5 grudnia rada miejska uchwaliła regulamin utrzymania czystości i porządku na terenie gminy Mogielnica. Dokument ten dostosowuje lokalne wymogi dotyczące m. in. odbioru odpadów do nowelizacji tak zwanej ustawy śmieciowej.
Czterokrotność
Nowe prawo, które weszło w życie 6 września, zakłada, że osoby, które nie wypełniają obowiązku segregacji, zapłacą za odbiór śmieci od dwóch do czterech razy tyle co osoby, które to czynią. A już do każdego samorządu należy decyzja, czy stawka dla zbierających odpady nieselektywnie będzie dwa, trzy czy może cztery razy większa niż dla segregujących. W Mogielnicy zdecydowano się na najbardziej drastyczną opcję przewidywaną przez ustawę.

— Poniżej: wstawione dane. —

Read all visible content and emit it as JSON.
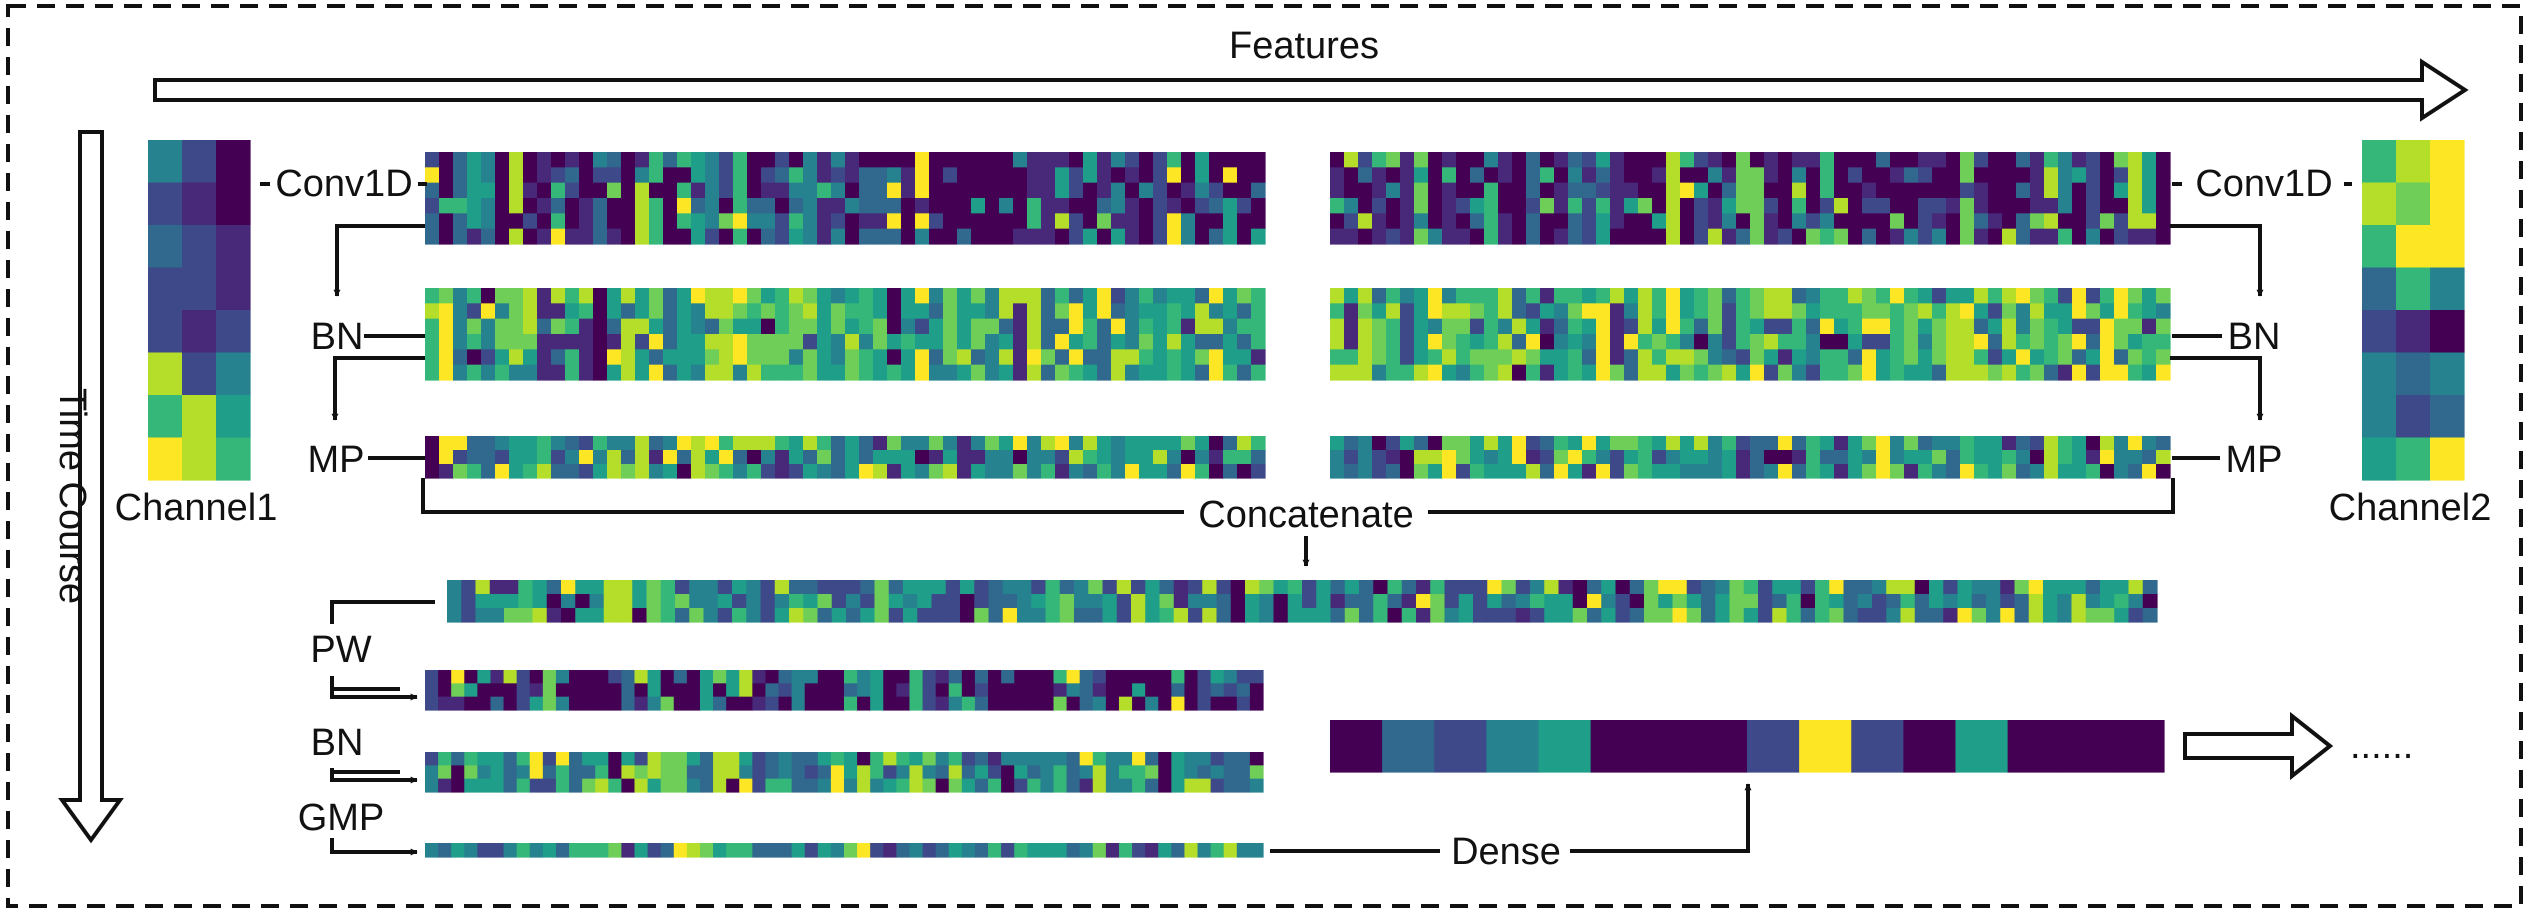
{
  "labels": {
    "features": "Features",
    "time_course": "Time Course",
    "channel1": "Channel1",
    "channel2": "Channel2",
    "conv1d_left": "Conv1D",
    "conv1d_right": "Conv1D",
    "bn_left": "BN",
    "bn_right": "BN",
    "mp_left": "MP",
    "mp_right": "MP",
    "concatenate": "Concatenate",
    "pw": "PW",
    "bn_lower": "BN",
    "gmp": "GMP",
    "dense": "Dense",
    "ellipsis": "......"
  },
  "colors": {
    "stroke": "#111111",
    "viridis": [
      "#440154",
      "#482878",
      "#3e4989",
      "#31688e",
      "#26828e",
      "#1f9e89",
      "#35b779",
      "#6ece58",
      "#b5de2b",
      "#fde725"
    ]
  },
  "heatmaps": {
    "channel1": [
      [
        4,
        2,
        0
      ],
      [
        2,
        1,
        0
      ],
      [
        3,
        2,
        1
      ],
      [
        2,
        2,
        1
      ],
      [
        2,
        1,
        2
      ],
      [
        8,
        2,
        4
      ],
      [
        6,
        8,
        5
      ],
      [
        9,
        8,
        6
      ]
    ],
    "channel2": [
      [
        6,
        8,
        9
      ],
      [
        8,
        7,
        9
      ],
      [
        6,
        9,
        9
      ],
      [
        3,
        6,
        4
      ],
      [
        2,
        1,
        0
      ],
      [
        4,
        3,
        4
      ],
      [
        4,
        2,
        3
      ],
      [
        5,
        6,
        9
      ]
    ],
    "dense": [
      0,
      3,
      2,
      4,
      5,
      0,
      0,
      0,
      2,
      9,
      2,
      0,
      5,
      0,
      0,
      0
    ]
  }
}
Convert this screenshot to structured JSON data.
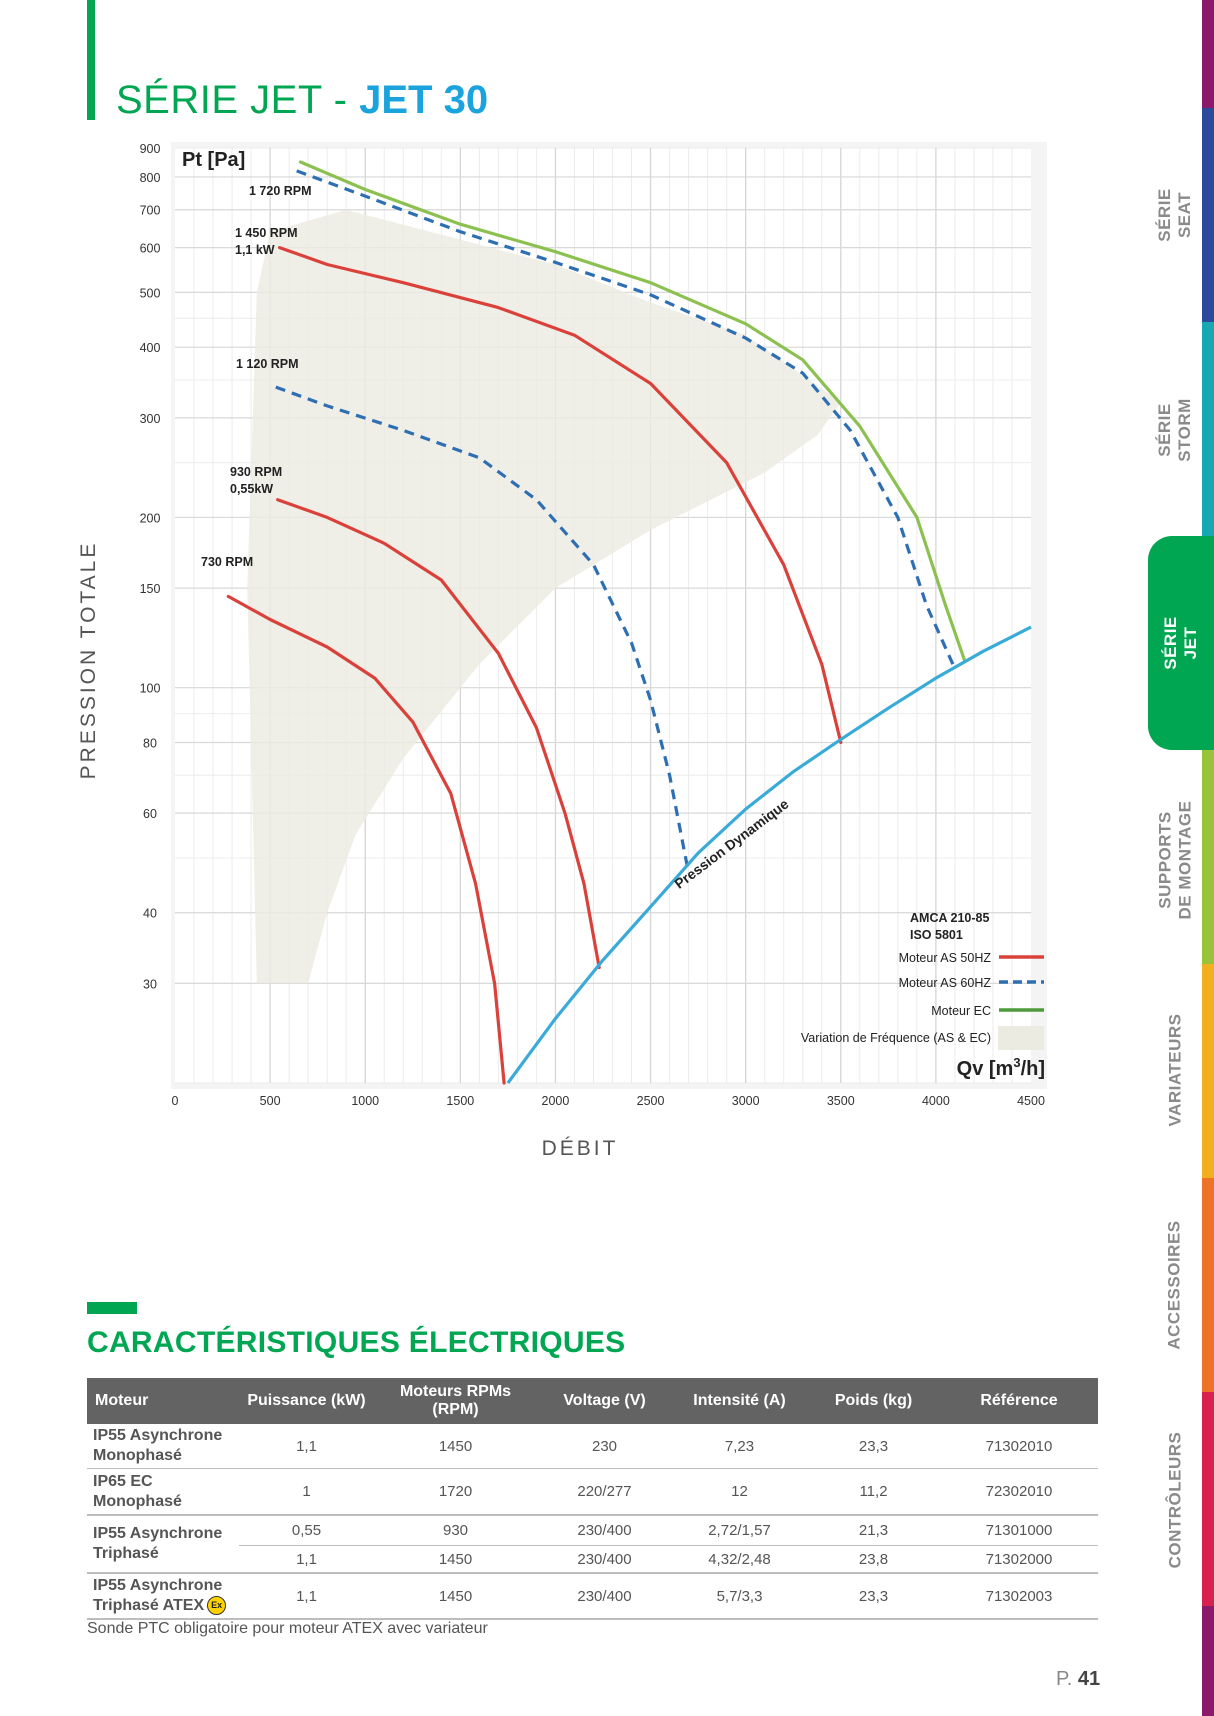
{
  "header": {
    "title_series": "SÉRIE JET - ",
    "title_model": "JET 30"
  },
  "colors": {
    "green": "#00a651",
    "blue": "#1aa3dd",
    "red": "#d9413a",
    "dashed_blue": "#2e6eb3",
    "ec_green": "#8cc152",
    "dynamic_blue": "#3aaad8",
    "fill": "#ecebe1"
  },
  "side_tabs": [
    {
      "label_1": "SÉRIE",
      "label_2": "SEAT",
      "active": false
    },
    {
      "label_1": "SÉRIE",
      "label_2": "STORM",
      "active": false
    },
    {
      "label_1": "SÉRIE",
      "label_2": "JET",
      "active": true
    },
    {
      "label_1": "SUPPORTS",
      "label_2": "DE MONTAGE",
      "active": false
    },
    {
      "label_1": "VARIATEURS",
      "label_2": "",
      "active": false
    },
    {
      "label_1": "ACCESSOIRES",
      "label_2": "",
      "active": false
    },
    {
      "label_1": "CONTRÔLEURS",
      "label_2": "",
      "active": false
    }
  ],
  "chart_data": {
    "type": "line",
    "ylabel": "PRESSION TOTALE",
    "xlabel": "DÉBIT",
    "y_unit": "Pt [Pa]",
    "x_unit": "Qv [m",
    "x_unit_sup": "3",
    "x_unit_end": "/h]",
    "y_scale": "log",
    "xlim": [
      0,
      4500
    ],
    "ylim": [
      20,
      900
    ],
    "x_ticks": [
      "0",
      "500",
      "1000",
      "1500",
      "2000",
      "2500",
      "3000",
      "3500",
      "4000",
      "4500"
    ],
    "y_ticks": [
      {
        "label": "900",
        "value": 900
      },
      {
        "label": "800",
        "value": 800
      },
      {
        "label": "700",
        "value": 700
      },
      {
        "label": "600",
        "value": 600
      },
      {
        "label": "500",
        "value": 500
      },
      {
        "label": "400",
        "value": 400
      },
      {
        "label": "300",
        "value": 300
      },
      {
        "label": "200",
        "value": 200
      },
      {
        "label": "150",
        "value": 150
      },
      {
        "label": "100",
        "value": 100
      },
      {
        "label": "80",
        "value": 80
      },
      {
        "label": "60",
        "value": 60
      },
      {
        "label": "40",
        "value": 40
      },
      {
        "label": "30",
        "value": 30
      }
    ],
    "grid": true,
    "legend_position": "bottom-right",
    "standards": [
      "AMCA 210-85",
      "ISO 5801"
    ],
    "legend": [
      {
        "label": "Moteur AS 50HZ",
        "style": "solid",
        "color": "#d9413a"
      },
      {
        "label": "Moteur AS 60HZ",
        "style": "dashed",
        "color": "#2e6eb3"
      },
      {
        "label": "Moteur EC",
        "style": "solid",
        "color": "#4f9a3c"
      },
      {
        "label": "Variation de Fréquence (AS & EC)",
        "style": "fill",
        "color": "#ecebe1"
      }
    ],
    "series": [
      {
        "label_1": "1 720 RPM",
        "label_2": "",
        "style": "ec",
        "color": "#8cc152",
        "points": [
          [
            660,
            850
          ],
          [
            1000,
            760
          ],
          [
            1500,
            660
          ],
          [
            2000,
            590
          ],
          [
            2500,
            520
          ],
          [
            3000,
            440
          ],
          [
            3300,
            380
          ],
          [
            3600,
            290
          ],
          [
            3900,
            200
          ],
          [
            4050,
            140
          ],
          [
            4150,
            112
          ]
        ]
      },
      {
        "label_1": "",
        "label_2": "",
        "style": "dashed",
        "color": "#2e6eb3",
        "points": [
          [
            640,
            820
          ],
          [
            1000,
            740
          ],
          [
            1500,
            640
          ],
          [
            2000,
            565
          ],
          [
            2500,
            495
          ],
          [
            3000,
            415
          ],
          [
            3300,
            360
          ],
          [
            3550,
            285
          ],
          [
            3800,
            200
          ],
          [
            3950,
            140
          ],
          [
            4100,
            108
          ]
        ]
      },
      {
        "label_1": "1 450 RPM",
        "label_2": "1,1 kW",
        "style": "solid",
        "color": "#d9413a",
        "points": [
          [
            550,
            600
          ],
          [
            800,
            560
          ],
          [
            1200,
            520
          ],
          [
            1700,
            470
          ],
          [
            2100,
            420
          ],
          [
            2500,
            345
          ],
          [
            2900,
            250
          ],
          [
            3200,
            165
          ],
          [
            3400,
            110
          ],
          [
            3500,
            80
          ]
        ]
      },
      {
        "label_1": "1 120 RPM",
        "label_2": "",
        "style": "dashed",
        "color": "#2e6eb3",
        "points": [
          [
            530,
            340
          ],
          [
            800,
            315
          ],
          [
            1200,
            285
          ],
          [
            1600,
            255
          ],
          [
            1900,
            215
          ],
          [
            2200,
            165
          ],
          [
            2400,
            120
          ],
          [
            2500,
            95
          ],
          [
            2600,
            70
          ],
          [
            2700,
            47
          ]
        ]
      },
      {
        "label_1": "930 RPM",
        "label_2": "0,55kW",
        "style": "solid",
        "color": "#d9413a",
        "points": [
          [
            540,
            215
          ],
          [
            800,
            200
          ],
          [
            1100,
            180
          ],
          [
            1400,
            155
          ],
          [
            1700,
            115
          ],
          [
            1900,
            85
          ],
          [
            2050,
            60
          ],
          [
            2150,
            45
          ],
          [
            2230,
            32
          ]
        ]
      },
      {
        "label_1": "730 RPM",
        "label_2": "",
        "style": "solid",
        "color": "#d9413a",
        "points": [
          [
            280,
            145
          ],
          [
            500,
            132
          ],
          [
            800,
            118
          ],
          [
            1050,
            104
          ],
          [
            1250,
            87
          ],
          [
            1450,
            65
          ],
          [
            1580,
            45
          ],
          [
            1680,
            30
          ],
          [
            1730,
            20
          ]
        ]
      }
    ],
    "dynamic_pressure": {
      "label": "Pression Dynamique",
      "color": "#3aaad8",
      "points": [
        [
          1750,
          20
        ],
        [
          2000,
          26
        ],
        [
          2250,
          33
        ],
        [
          2500,
          41
        ],
        [
          2750,
          51
        ],
        [
          3000,
          61
        ],
        [
          3250,
          71
        ],
        [
          3500,
          81
        ],
        [
          3750,
          92
        ],
        [
          4000,
          104
        ],
        [
          4250,
          116
        ],
        [
          4500,
          128
        ]
      ]
    },
    "frequency_band": [
      [
        430,
        30
      ],
      [
        380,
        150
      ],
      [
        430,
        500
      ],
      [
        500,
        640
      ],
      [
        900,
        700
      ],
      [
        2000,
        560
      ],
      [
        2500,
        480
      ],
      [
        3000,
        420
      ],
      [
        3500,
        320
      ],
      [
        3380,
        280
      ],
      [
        3100,
        240
      ],
      [
        2500,
        190
      ],
      [
        2000,
        150
      ],
      [
        1600,
        110
      ],
      [
        1200,
        75
      ],
      [
        950,
        55
      ],
      [
        800,
        40
      ],
      [
        700,
        30
      ]
    ]
  },
  "section": {
    "title": "CARACTÉRISTIQUES ÉLECTRIQUES"
  },
  "table": {
    "headers": [
      "Moteur",
      "Puissance (kW)",
      "Moteurs RPMs (RPM)",
      "Voltage (V)",
      "Intensité (A)",
      "Poids (kg)",
      "Référence"
    ],
    "rows": [
      {
        "motor_1": "IP55 Asynchrone",
        "motor_2": "Monophasé",
        "power": "1,1",
        "rpm": "1450",
        "voltage": "230",
        "intensity": "7,23",
        "weight": "23,3",
        "ref": "71302010"
      },
      {
        "motor_1": "IP65 EC",
        "motor_2": "Monophasé",
        "power": "1",
        "rpm": "1720",
        "voltage": "220/277",
        "intensity": "12",
        "weight": "11,2",
        "ref": "72302010"
      },
      {
        "motor_1": "IP55 Asynchrone",
        "motor_2": "Triphasé",
        "power": "0,55",
        "rpm": "930",
        "voltage": "230/400",
        "intensity": "2,72/1,57",
        "weight": "21,3",
        "ref": "71301000"
      },
      {
        "power": "1,1",
        "rpm": "1450",
        "voltage": "230/400",
        "intensity": "4,32/2,48",
        "weight": "23,8",
        "ref": "71302000"
      },
      {
        "motor_1": "IP55 Asynchrone",
        "motor_2": "Triphasé ATEX",
        "atex_badge": "Ex",
        "power": "1,1",
        "rpm": "1450",
        "voltage": "230/400",
        "intensity": "5,7/3,3",
        "weight": "23,3",
        "ref": "71302003"
      }
    ]
  },
  "footnote": "Sonde PTC obligatoire pour moteur ATEX avec variateur",
  "page": {
    "prefix": "P. ",
    "number": "41"
  }
}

– W polskim systemie gospodarki odpadami osoby segregujące w zasadzie płacą za niesegregujących. W efekcie Polska jako kraj nie osiąga odpowiedniego poziomu segregacji śmieci. Wszyscy muszą zrozumieć, że odpady trzeba zbierać selektywnie – uważa burmistrz Sławomir Chmielewski.
Zdaniem burmistrza podwyższona stawka będzie obowiązywać tylko tych, którzy rzeczywiście nie chcą sortować odpadów, ponieważ z segregacją radzą sobie nawet mieszkańcy mogielnickich bloków.
Czekają na wynik
Wiemy również, ile od nowego roku mieszkańcy gminy Mogielnica zapłacą za odbiór śmieci. Miesięczną stawkę dla jednej osoby segregującej ustalono na poziomie 19 zł, zaś dla niesegregującej – w myśl tego, o czym wspominaliśmy – 76 zł.
Stawki teoretycznie mogą jeszcze ulec zmianie. Samorząd czeka bowiem na rezultaty przetargu na odbiór odpadów z terenu gminy. Wszystko zależy od tego, jakich cen za swoje usługi zażyczą sobie firmy, które wezmą udział w postępowaniu. Urząd liczy jednak na to, że przewidywania się potwierdzą i opłaty na poziomie 19 zł oraz 76 zł okażą się wystarczające.
Otwarcie ofert przetargowych zaplanowano na 7 stycznia.